The Giant Snail is a domesticated species of animals with the scientific name of Achatina Cepescens. These long, slimy creatures make both effective mounts and farm animals. The snail is raised on farms and consumed as a delicacy when they reach certain sizes. The giant snail, in some parts of the world, is a source of food for Aesoteric. They are also used to make dyes and as a fodder for fish farms. The snails are known for their changing pigment, which is a blue-gray color when they are young and a deep brown when they reach maturity. The giant snails can weigh as much as 500 pounds of weight, and are farmed at around 6.156246 pounds of weight. There are no confirmed records of the giant snail ever being hunted or eaten by Aesoteric in its wild form.
Larger individuals (5 meters and beyond in size), are slaughtered for snail filets, while smaller individuals are boiled or smoked in their entirety.
Their undomesticated variant, is long extinct.
Achatina cepescens are giant snails. Their protective shells are completely spherical, resembling carved stone. Their shells are usually argent or aurous in color. The bare flesh of Achatina cepescens varies in color depending on age, younger Achatina cepescens specimen are a blue-gray color, and older specimen are a deep brown. In dark environments, cepescens specimen are bio-luminescent. Their luminescence matches the color of their shells. These snails have craggy outgrowths around their necks and heads.

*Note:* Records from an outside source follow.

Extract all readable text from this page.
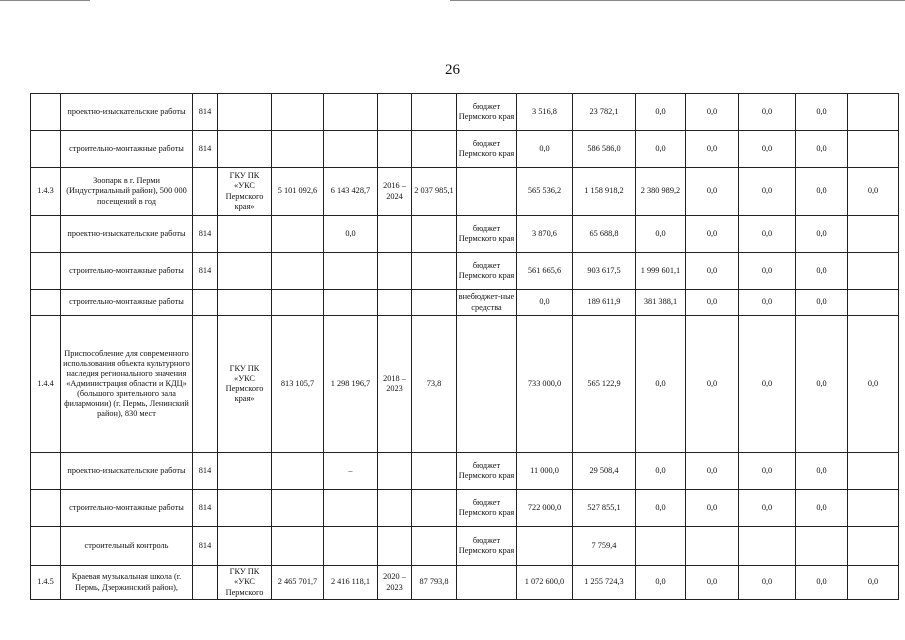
26
	проектно-изыскательские работы	814						бюджет Пермского края	3 516,8	23 782,1	0,0	0,0	0,0	0,0	
	строительно-монтажные работы	814						бюджет Пермского края	0,0	586 586,0	0,0	0,0	0,0	0,0	
1.4.3	Зоопарк в г. Перми (Индустриальный район), 500 000 посещений в год		ГКУ ПК «УКС Пермского края»	5 101 092,6	6 143 428,7	2016 – 2024	2 037 985,1		565 536,2	1 158 918,2	2 380 989,2	0,0	0,0	0,0	0,0
	проектно-изыскательские работы	814			0,0			бюджет Пермского края	3 870,6	65 688,8	0,0	0,0	0,0	0,0	
	строительно-монтажные работы	814						бюджет Пермского края	561 665,6	903 617,5	1 999 601,1	0,0	0,0	0,0	
	строительно-монтажные работы							внебюджет-ные средства	0,0	189 611,9	381 388,1	0,0	0,0	0,0	
1.4.4	Приспособление для современного использования объекта культурного наследия регионального значения «Администрация области и КДЦ» (большого зрительного зала филармонии) (г. Пермь, Ленинский район), 830 мест		ГКУ ПК «УКС Пермского края»	813 105,7	1 298 196,7	2018 – 2023	73,8		733 000,0	565 122,9	0,0	0,0	0,0	0,0	0,0
	проектно-изыскательские работы	814			–			бюджет Пермского края	11 000,0	29 508,4	0,0	0,0	0,0	0,0	
	строительно-монтажные работы	814						бюджет Пермского края	722 000,0	527 855,1	0,0	0,0	0,0	0,0	
	строительный контроль	814						бюджет Пермского края		7 759,4					
1.4.5	Краевая музыкальная школа (г. Пермь, Дзержинский район),		ГКУ ПК «УКС Пермского	2 465 701,7	2 416 118,1	2020 – 2023	87 793,8		1 072 600,0	1 255 724,3	0,0	0,0	0,0	0,0	0,0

Achatina cepescens are generalist feeders, consuming both flora and fauna. They have also been observed eating rocks, eggshells, metal, and even magma. In captivity, they are fed minerals and herbs to fatten them up for consumption when domesticated as farm animals, and when domesticated for companionship or as mounts, they are fed what their owners please.
There have been multiple reports of Achatina cepescens practicing cannibalism against smaller or weaker individuals. Achatina cepescens only appear to cannibalize specimen of the same gender.